Por Marta Dueñas, jornalista
Produção: Adriana Buarque, jornalista
Diretora de jornalismo: Letícia Fagundes, jornalista
Chefe de reportagem: Juliana Monaco, jornalista

O que é o etarismo, como e porque afeta mais as mulheres do que os homens

Segundo a Organização Mundial da Saúde (OMS), o etarismo é o conjunto de estereótipos, preconceitos e discriminações direcionados a pessoas com base na idade, não necessariamente aos mais velhos, embora seja recorrente, de acordo com estudos da própria organização.
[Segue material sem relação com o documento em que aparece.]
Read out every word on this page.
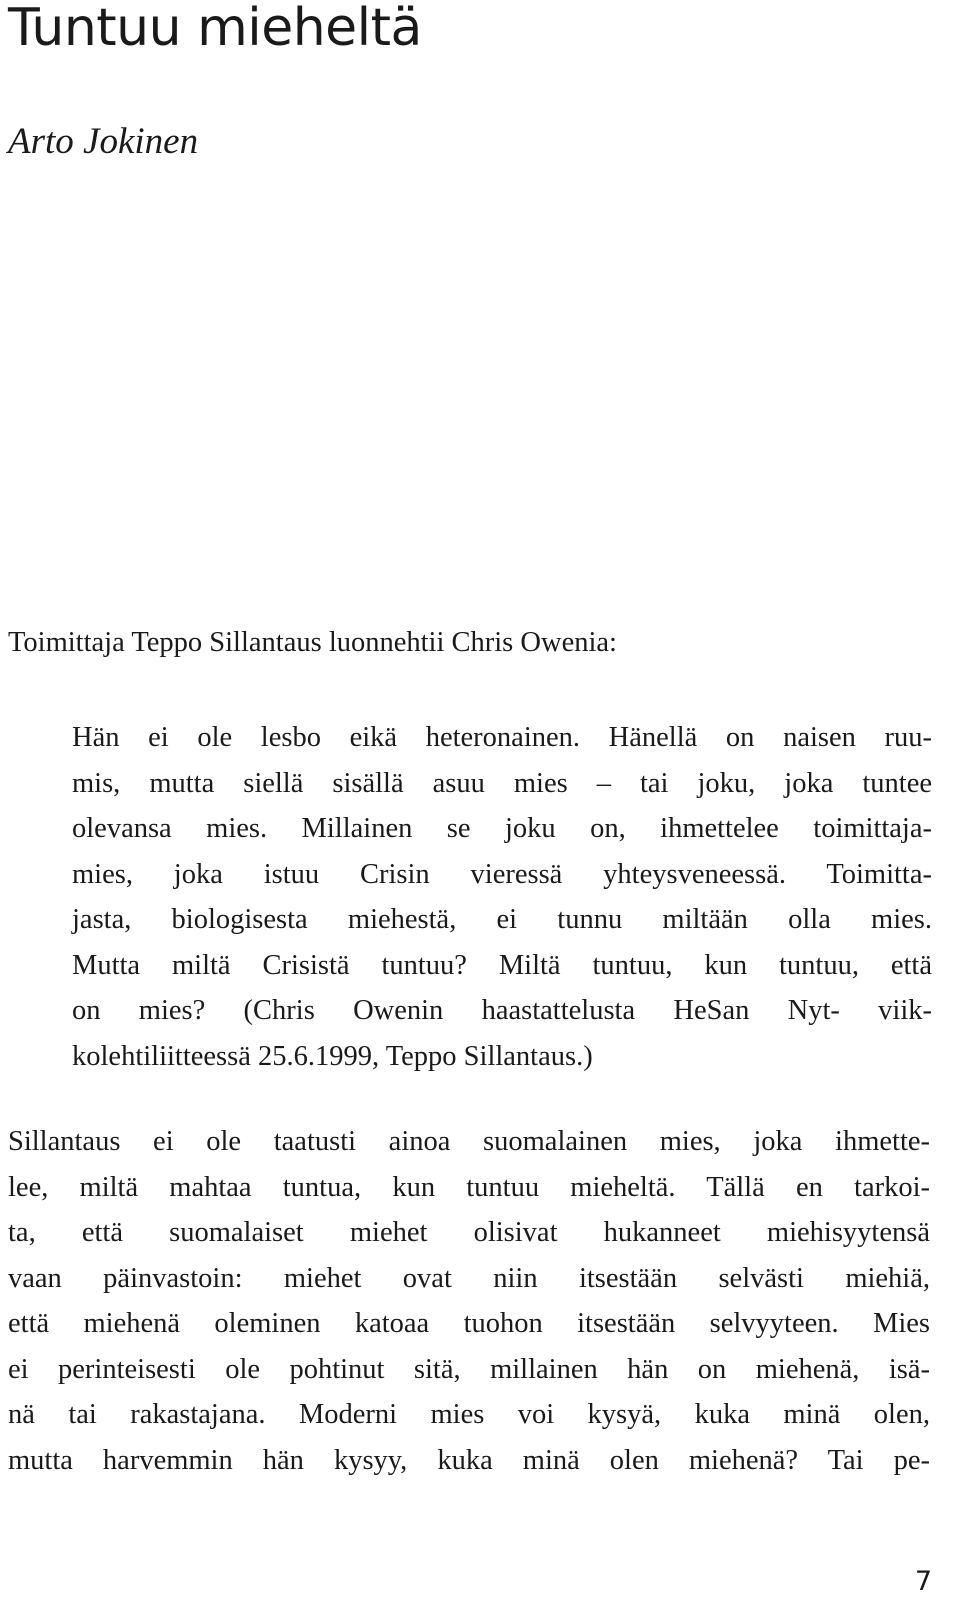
Tuntuu mieheltä

Arto Jokinen

Toimittaja Teppo Sillantaus luonnehtii Chris Owenia:

Hän ei ole lesbo eikä heteronainen. Hänellä on naisen ruu-
mis, mutta siellä sisällä asuu mies – tai joku, joka tuntee
olevansa mies. Millainen se joku on, ihmettelee toimittaja-
mies, joka istuu Crisin vieressä yhteysveneessä. Toimitta-
jasta, biologisesta miehestä, ei tunnu miltään olla mies.
Mutta miltä Crisistä tuntuu? Miltä tuntuu, kun tuntuu, että
on mies? (Chris Owenin haastattelusta HeSan Nyt- viik-
kolehtiliitteessä 25.6.1999, Teppo Sillantaus.)
Sillantaus ei ole taatusti ainoa suomalainen mies, joka ihmette-
lee, miltä mahtaa tuntua, kun tuntuu mieheltä. Tällä en tarkoi-
ta, että suomalaiset miehet olisivat hukanneet miehisyytensä
vaan päinvastoin: miehet ovat niin itsestään selvästi miehiä,
että miehenä oleminen katoaa tuohon itsestään selvyyteen. Mies
ei perinteisesti ole pohtinut sitä, millainen hän on miehenä, isä-
nä tai rakastajana. Moderni mies voi kysyä, kuka minä olen,
mutta harvemmin hän kysyy, kuka minä olen miehenä? Tai pe-

7
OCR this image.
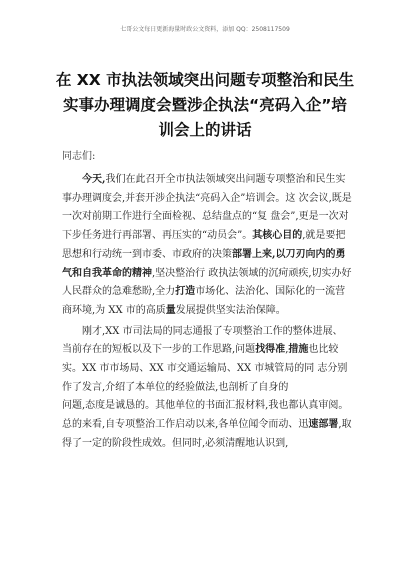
七哥公文每日更新海量时政公文资料，添加 QQ：2508117509
在 XX 市执法领域突出问题专项整治和民生
实事办理调度会暨涉企执法“亮码入企”培
训会上的讲话
同志们:
今天,我们在此召开全市执法领域突出问题专项整治和民生实事办理调度会,并套开涉企执法“亮码入企”培训会。这 次会议,既是一次对前期工作进行全面检视、总结盘点的“复 盘会”,更是一次对下步任务进行再部署、再压实的“动员会”。其核心目的,就是要把思想和行动统一到市委、市政府的决策部署上来,以刀刃向内的勇气和自我革命的精神,坚决整治行 政执法领域的沉疴顽疾,切实办好人民群众的急难愁盼,全力打造市场化、法治化、国际化的一流营商环境,为 XX 市的高质量发展提供坚实法治保障。
刚才,XX 市司法局的同志通报了专项整治工作的整体进展、当前存在的短板以及下一步的工作思路,问题找得准,措施也比较实。XX 市市场局、XX 市交通运输局、XX 市城管局的同 志分别作了发言,介绍了本单位的经验做法,也剖析了自身的
问题,态度是诚恳的。其他单位的书面汇报材料,我也都认真审阅。总的来看,自专项整治工作启动以来,各单位闻令而动、迅速部署,取得了一定的阶段性成效。但同时,必须清醒地认识到,
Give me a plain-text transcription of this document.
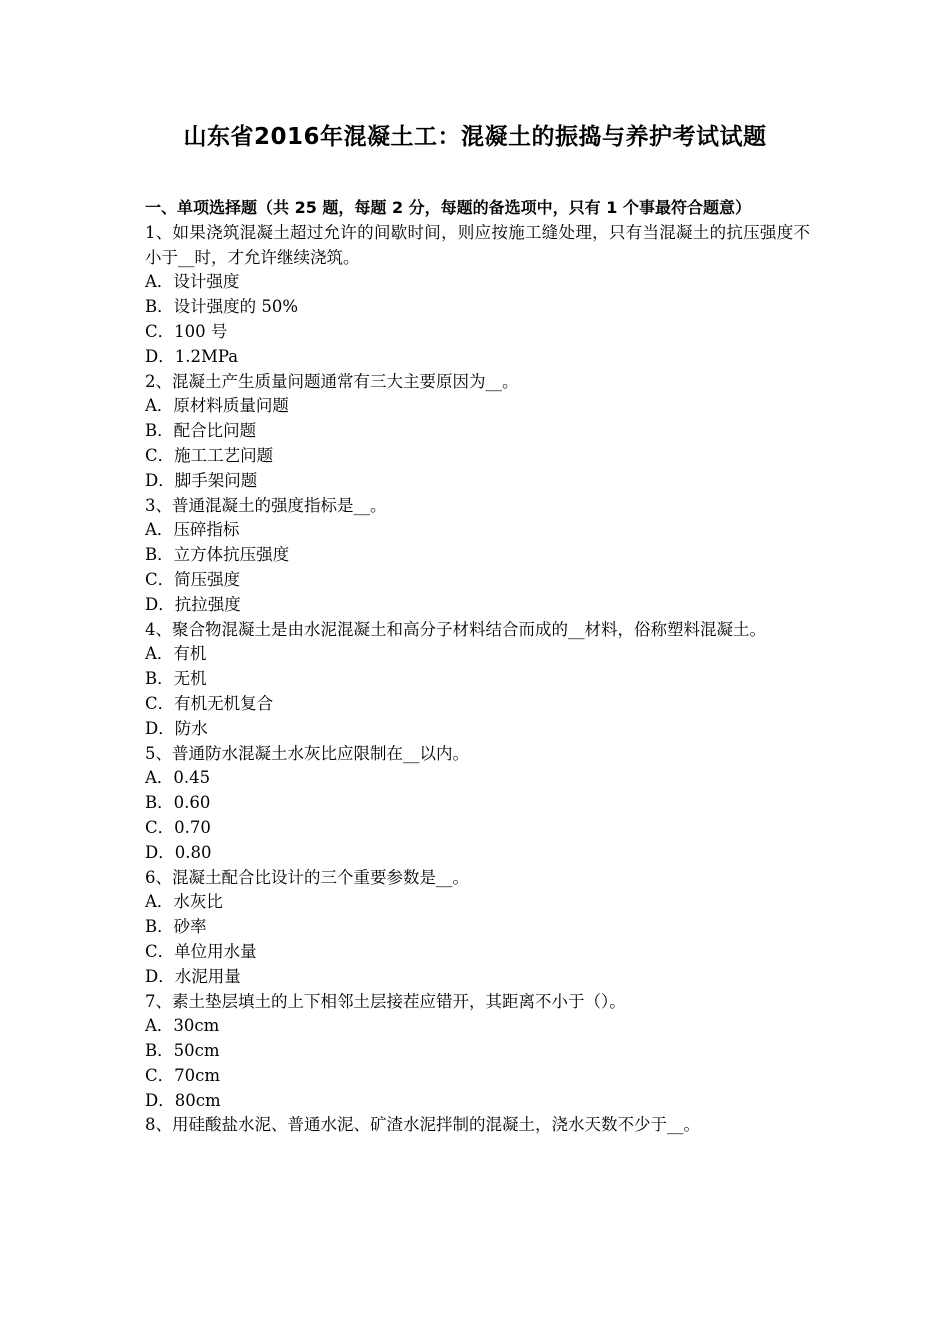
山东省2016年混凝土工：混凝土的振捣与养护考试试题
一、单项选择题（共 25 题，每题 2 分，每题的备选项中，只有 1 个事最符合题意）

1、如果浇筑混凝土超过允许的间歇时间，则应按施工缝处理，只有当混凝土的抗压强度不小于__时，才允许继续浇筑。

A．设计强度
B．设计强度的 50%
C．100 号
D．1.2MPa

2、混凝土产生质量问题通常有三大主要原因为__。

A．原材料质量问题
B．配合比问题
C．施工工艺问题
D．脚手架问题

3、普通混凝土的强度指标是__。

A．压碎指标
B．立方体抗压强度
C．简压强度
D．抗拉强度

4、聚合物混凝土是由水泥混凝土和高分子材料结合而成的__材料，俗称塑料混凝土。

A．有机
B．无机
C．有机无机复合
D．防水

5、普通防水混凝土水灰比应限制在__以内。

A．0.45
B．0.60
C．0.70
D．0.80

6、混凝土配合比设计的三个重要参数是__。

A．水灰比
B．砂率
C．单位用水量
D．水泥用量

7、素土垫层填土的上下相邻土层接茬应错开，其距离不小于（）。

A．30cm
B．50cm
C．70cm
D．80cm

8、用硅酸盐水泥、普通水泥、矿渣水泥拌制的混凝土，浇水天数不少于__。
A OMS alerta, também, que a discriminação por idade pode afetar a saúde das pessoas além de ferir direitos e bem-estar.

O Relatório Global sobre Etarismo, realizado em 2021 pela OMS e pela Organização das Nações Unidas (ONU), diz que o etarismo pode ser institucional, interpessoal ou autodirigido. Segundo o relatório, o etarismo institucional diz respeito às leis, normas e regras sociais, políticas ou de mercado que restringem oportunidades e prejudicam pessoas devido à idade; interpessoal é a manifestação do preconceito nas atitudes e relações entre as pessoas; e autodirigido é aquele que se comete contra o próprio indivíduo que pode ser medo, raiva ou depressão por estar envelhecendo.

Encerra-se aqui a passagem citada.